Congress Approves Appeals Extension Bill while MSPB Awaits Appointments
The House unanimously passed a bill last week to grant federal employees more time to have their personnel cases heard while Merit System Protection Board’s (MSPB) hands are tied due to lack of political appointments.
Introduced a mere two weeks ago, the bill has now passed both the House and Senate. The law grants employees the right to obtain a 45-day stay on a personnel action before the MSPB if one is requested by the Office of Special Counsel.
As it stands, MSPB cannot approve OSC’s requests because only one of its three board positions is filled, and without quorum, the Board is only capable of performing administrative and executive functions.

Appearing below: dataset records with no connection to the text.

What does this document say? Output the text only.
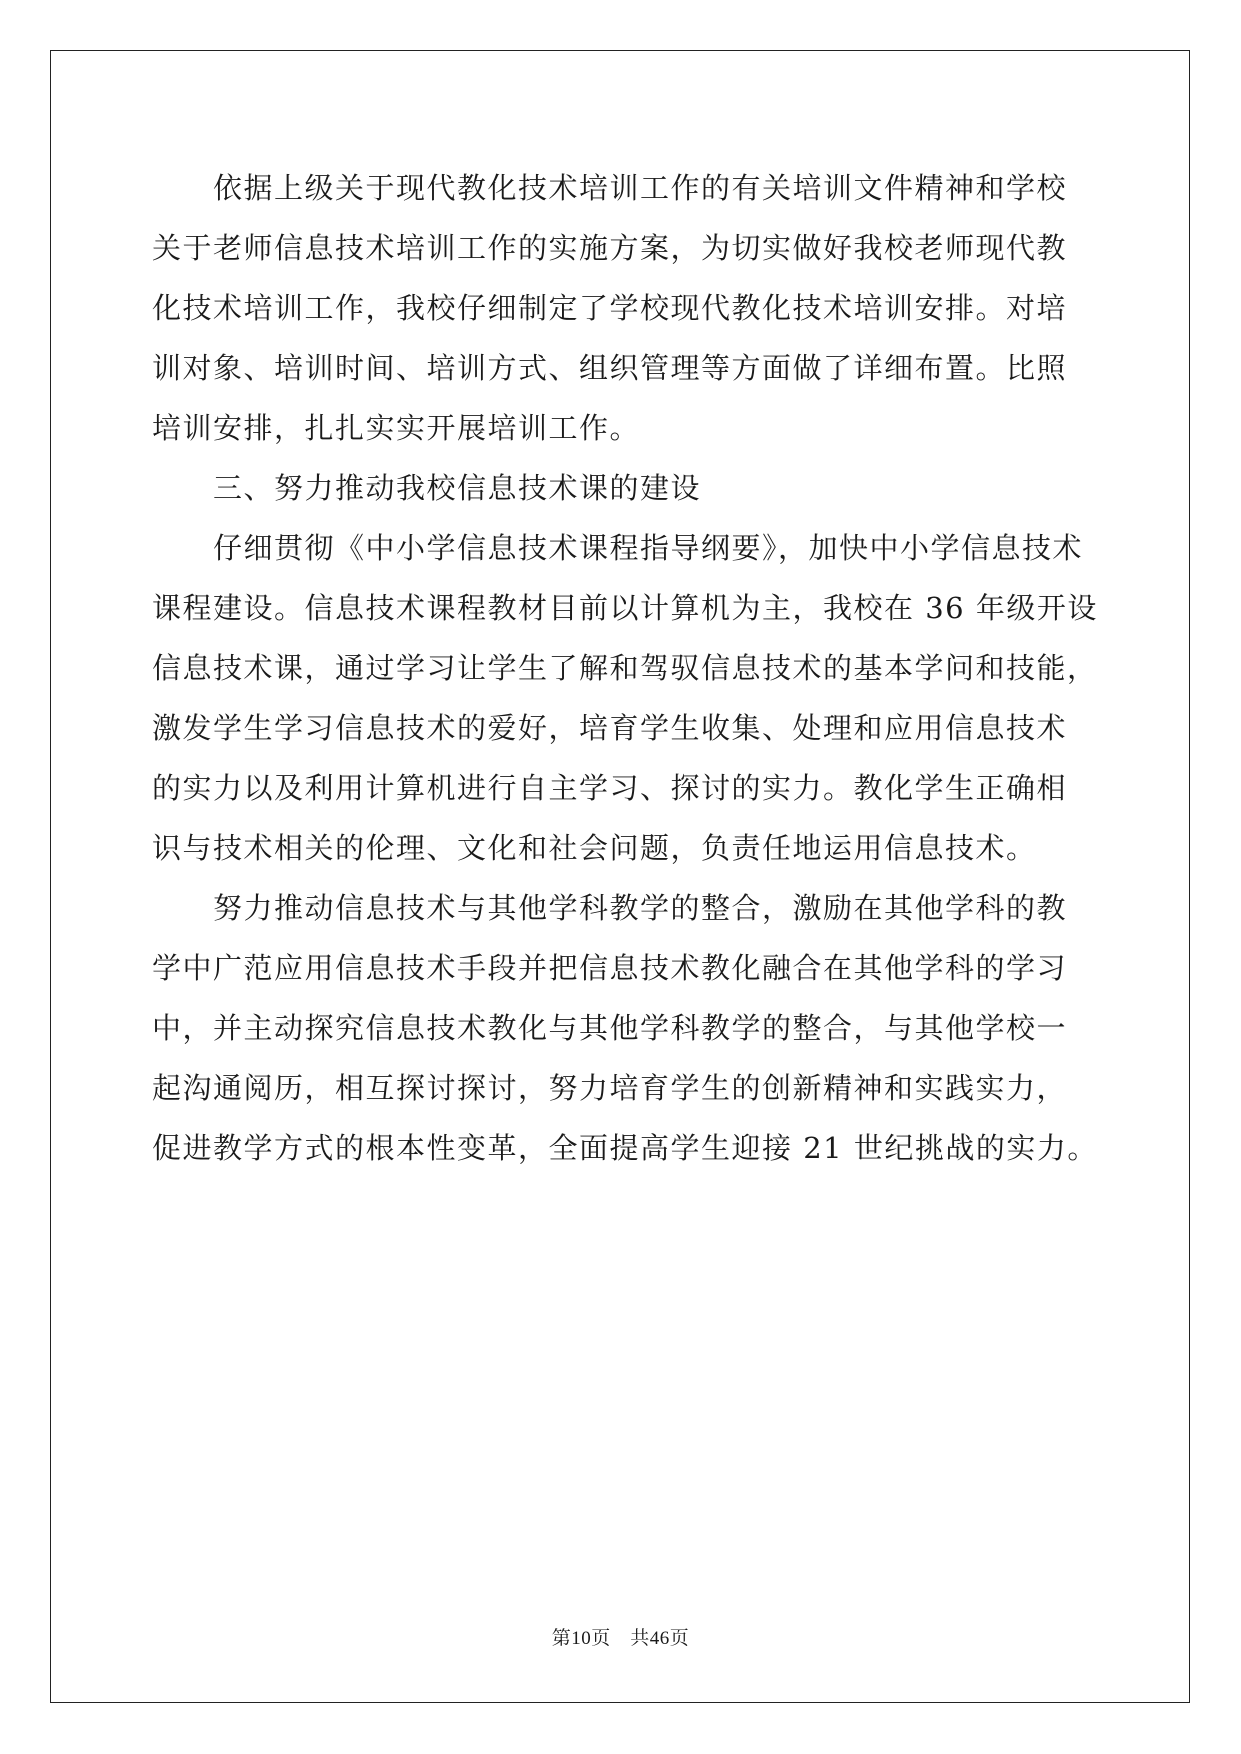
　　依据上级关于现代教化技术培训工作的有关培训文件精神和学校
关于老师信息技术培训工作的实施方案，为切实做好我校老师现代教
化技术培训工作，我校仔细制定了学校现代教化技术培训安排。对培
训对象、培训时间、培训方式、组织管理等方面做了详细布置。比照
培训安排，扎扎实实开展培训工作。
　　三、努力推动我校信息技术课的建设
　　仔细贯彻《中小学信息技术课程指导纲要》，加快中小学信息技术
课程建设。信息技术课程教材目前以计算机为主，我校在 36 年级开设
信息技术课，通过学习让学生了解和驾驭信息技术的基本学问和技能，
激发学生学习信息技术的爱好，培育学生收集、处理和应用信息技术
的实力以及利用计算机进行自主学习、探讨的实力。教化学生正确相
识与技术相关的伦理、文化和社会问题，负责任地运用信息技术。
　　努力推动信息技术与其他学科教学的整合，激励在其他学科的教
学中广范应用信息技术手段并把信息技术教化融合在其他学科的学习
中，并主动探究信息技术教化与其他学科教学的整合，与其他学校一
起沟通阅历，相互探讨探讨，努力培育学生的创新精神和实践实力，
促进教学方式的根本性变革，全面提高学生迎接 21 世纪挑战的实力。
第10页　共46页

“Without a quorum, OSC cannot seek extensions of formal stays (beyond an initial 45 day period),” the agency previously told Government Executive. “OSC also cannot ask for MSPB review of initial decisions.”
If signed into law by the President, then any one of the MSPB members would have the authority to unilaterally grant a stay during a period when the Board does not have quorum.
“The full MSPB board has been an essential check on rogue administrative judges, who are often more hostile to whistleblowers than the federal appeals courts,” Tom Devine, legal director for the Government Accountability Project said. “Without that full board, the pressure to conform with statutory boundaries will vanish.”